Traumatic Brain Injury among Children and Youth: Understanding TBI and One Model State Program
Thursday, February 21, 2019
2:00 - 3:00 pm ET
Reports of traumatic brain injuries (TBIs) among adults, particularly in professional sports, are often in the news. But what about TBIs among children and youth? In 2012, an estimated 329,290 children (age 19 or younger) were treated in emergency departments (EDs) for sports and recreation-related injuries that included a diagnosis of concussion or TBI. From 2001 to 2012, the rate of ED visits for sports and recreation-related injuries with a diagnosis of concussion or TBI, alone or in combination with other injuries, more than doubled among children (age 19 or younger). (1) In addition to sports-related injuries, TBIs are also caused by falls, motor vehicle and traffic accidents, and assaults. Traumatic brain injuries not only affect individuals but can also have long-lasting effects on families and communities. (2)
In this webinar, Diane Sartanowicz, Director of the Massachusetts Concussion Management Coalition, will describe the extent of the problem of TBIs among children and youth, identify major causes of TBI, and explain the signs and symptoms of sports-related concussions as well as the clinical assessments used in diagnosing a concussion. Terrence (Terry) Love, Injury Prevention Manager for the Tennessee Department of Health, will describe his organization’s Safe Stars initiative, the goal of which is to provide resources and opportunities for all youth sports organizations to enhance their safety standards. Kristin Teipel, Director of the State Adolescent Health Resource Center (SAHRC) at the University of Minnesota, and a member of the Children’s Safety Now Alliance (CSN-A), will moderate this webinar.
(1)Trends in Sports- and Recreation-Related Traumatic Brain Injuries Treated in US Emergency Departments: The National Electronic Injury Surveillance System-All Injury Program (NEISS-AIP) 2001-2012 Coronado, Victor G. MD, MPH; Haileyesus, Tadesse MS; Cheng, Tabitha A. MD; Bell, Jeneita M. MD, MPH; Haarbauer-Krupa, Juliet PhD; Lionbarger, Michael R. MPH; Flores-Herrera, Javier MD, MPH; McGuire, Lisa C. PhD; Gilchrist, Julie MD. PhD.Journal of Head Trauma Rehabilitation: May/June 2015 - Volume 30 - Issue 3 - p 185–197
Please note that we are unable to provide CEUs or certificates for our webinars.
ABOUT THE PRESENTERS
Terrence (Terry) Love, MS, CPC, is a community leader with over 20 years in community-based prevention. He has worked in multiple settings to develop leaders and motivate stakeholders to facilitate population level change in school, university, and statewide settings. Using data, evidence-based methods, and policy, he has assisted communities with identifying and mitigating the root causes of behavioral health problems including motor vehicle injury, substance abuse, premature birth, and other health issues. Mr. Love enjoys the process of influencing policy and is eager to share his knowledge of advocacy with others. A native Arkansan, Terry recently adopted Middle Tennessee as his home where he works as the Injury Prevention Manager for the Tennessee Department of Health with a goal of impacting multiple injuries including, but not limited to: motor vehicle crashes, traumatic brain injury, suicide, and intimate partner violence.
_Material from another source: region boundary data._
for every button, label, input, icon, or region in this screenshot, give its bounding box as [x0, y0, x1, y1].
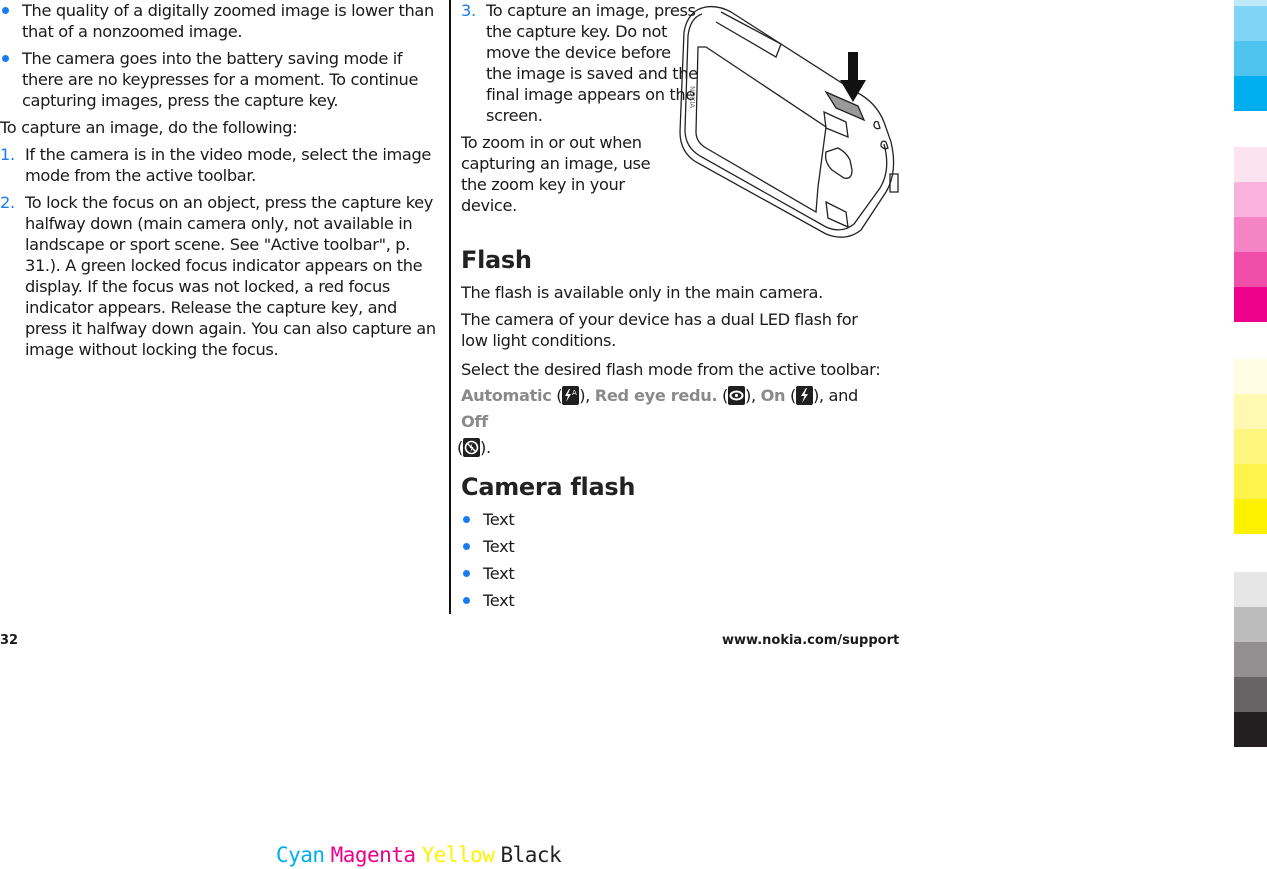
- svg-text:A: A: [572, 389, 577, 397]
- magenta-swatch: [1234, 147, 1267, 182]
- yellow-swatch: [1234, 429, 1267, 464]
- flash-mode-off: Off: [461, 412, 488, 431]
- flash-auto-icon: A: [562, 386, 580, 405]
- zoom-text: To zoom in or out when capturing an imag…: [461, 133, 651, 215]
- list-item: Text: [461, 536, 901, 557]
- flash-mode-on: On: [760, 386, 786, 405]
- yellow-color-bar: [1234, 359, 1267, 534]
- step-item: 2. To lock the focus on an object, press…: [0, 192, 440, 360]
- bullet-icon: [463, 516, 470, 523]
- bullet-text: The camera goes into the battery saving …: [22, 49, 419, 110]
- black-swatch: [1234, 677, 1267, 712]
- nokia-device-icon: NOKIA: [679, 5, 899, 238]
- cyan-color-bar: [1234, 0, 1267, 111]
- list-item: Text: [461, 590, 901, 611]
- cyan-swatch: [1234, 41, 1267, 76]
- step-text: If the camera is in the video mode, sele…: [25, 145, 432, 185]
- flash-heading: Flash: [461, 246, 532, 274]
- list-item: The quality of a digitally zoomed image …: [0, 0, 440, 42]
- separation-label-yellow: Yellow: [421, 843, 495, 867]
- separator: ,: [750, 386, 761, 405]
- black-color-bar: [1234, 572, 1267, 747]
- svg-text:NOKIA: NOKIA: [688, 86, 696, 108]
- magenta-swatch: [1234, 182, 1267, 217]
- yellow-swatch: [1234, 464, 1267, 499]
- bullet-text: Text: [483, 510, 515, 529]
- separation-label-black: Black: [500, 843, 562, 867]
- camera-flash-heading: Camera flash: [461, 473, 636, 501]
- magenta-swatch: [1234, 217, 1267, 252]
- flash-on-icon: [795, 386, 813, 405]
- paren: (: [717, 386, 729, 405]
- support-url: www.nokia.com/support: [722, 633, 900, 648]
- flash-modes-para: Select the desired flash mode from the a…: [457, 357, 886, 461]
- black-swatch: [1234, 712, 1267, 747]
- column-divider: [449, 0, 451, 614]
- black-swatch: [1234, 572, 1267, 607]
- step-number: 3.: [461, 1, 476, 20]
- bullet-text: Text: [483, 537, 515, 556]
- flash-off-icon: [462, 438, 480, 457]
- period: .: [485, 438, 491, 457]
- step-number: 2.: [0, 193, 15, 212]
- list-item: Text: [461, 509, 901, 530]
- yellow-swatch: [1234, 394, 1267, 429]
- step-item: 1. If the camera is in the video mode, s…: [0, 144, 440, 186]
- magenta-swatch: [1234, 252, 1267, 287]
- bullet-icon: [463, 570, 470, 577]
- flash-modes-lead: Select the desired flash mode from the a…: [461, 360, 881, 379]
- magenta-swatch: [1234, 287, 1267, 322]
- step-item: 3. To capture an image, press the captur…: [461, 0, 701, 126]
- flash-mode-red-eye: Red eye redu.: [594, 386, 718, 405]
- red-eye-icon: [728, 386, 746, 405]
- step-text: To lock the focus on an object, press th…: [25, 193, 436, 359]
- list-item: Text: [461, 563, 901, 584]
- bullet-text: Text: [483, 591, 515, 610]
- camera-flash-list: Text Text Text Text: [461, 509, 901, 611]
- cyan-swatch: [1234, 76, 1267, 111]
- separator: , and: [818, 386, 858, 405]
- bullet-icon: [463, 597, 470, 604]
- step-text: To capture an image, press the capture k…: [486, 1, 698, 125]
- yellow-swatch: [1234, 359, 1267, 394]
- left-column: The quality of a digitally zoomed image …: [0, 0, 440, 366]
- flash-para-2: The camera of your device has a dual LED…: [461, 310, 858, 350]
- magenta-color-bar: [1234, 147, 1267, 322]
- paren: (: [551, 386, 563, 405]
- flash-mode-automatic: Automatic: [461, 386, 552, 405]
- paren: (: [785, 386, 796, 405]
- step-number: 1.: [0, 145, 15, 164]
- separation-labels: Cyan Magenta Yellow Black: [276, 843, 567, 867]
- black-swatch: [1234, 642, 1267, 677]
- intro-text: To capture an image, do the following:: [0, 118, 298, 137]
- bullet-icon: [463, 543, 470, 550]
- bullet-text: Text: [483, 564, 515, 583]
- device-illustration: NOKIA: [676, 2, 901, 240]
- cyan-swatch: [1234, 6, 1267, 41]
- bullet-text: The quality of a digitally zoomed image …: [22, 1, 434, 41]
- bullet-icon: [2, 55, 9, 62]
- page-number: 32: [0, 633, 19, 648]
- list-item: The camera goes into the battery saving …: [0, 48, 440, 111]
- bullet-icon: [2, 7, 9, 14]
- black-swatch: [1234, 607, 1267, 642]
- flash-para-1: The flash is available only in the main …: [461, 283, 823, 302]
- yellow-swatch: [1234, 499, 1267, 534]
- separator: ,: [585, 386, 595, 405]
- separation-label-cyan: Cyan: [276, 843, 325, 867]
- separation-label-magenta: Magenta: [330, 843, 417, 867]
Diane Sartanowicz, MS, LAT, ATC has been in the Athletic Training profession since 1991. Currently, Diane is the Director of the Massachusetts Concussion Management Coalition (MCMC), where she is responsible for overseeing the creation of concussion education and management at the state level while collaborating with key stakeholders in the Commonwealth to provide the tools and resources necessary for all schools to be successful when it comes to concussions and how to manage them. Diane has been involved in various volunteer opportunities of the profession at the state, district and national levels. She was President of the Athletic Trainers of Massachusetts (ATOM) from 2006-2008, Past-President of Eastern Athletic Trainers’ Association (EATA) from 2011-2012, District One Treasurer from 2014-2018 and is currently the NATA District One Director.
Kristin Teipel, BSN, MPH is Director for the State Adolescent Health Resource Center at the University of Minnesota and a partner in the Adolescent and Young Adult Health National Resource Center. An adolescent and young adult health advocate who has worked in the public health field for 25+ years, Ms. Teipel has addressed adolescent health issues at the local, county and state levels in Minnesota and nationally. She has worked directly with youth and their families on a variety of youth issues at the local level. In addition, she worked as the State Adolescent Health Coordinator for the Minnesota Department of Health with a focus on strengthening the systems that address youth issues. In her current role, Ms. Teipel provides technical assistance, consultation, training and information on adolescent health for maternal and child health professionals across the U.S. She is an active member of CSN’s Children’s Safety Now Alliance (CSN-A).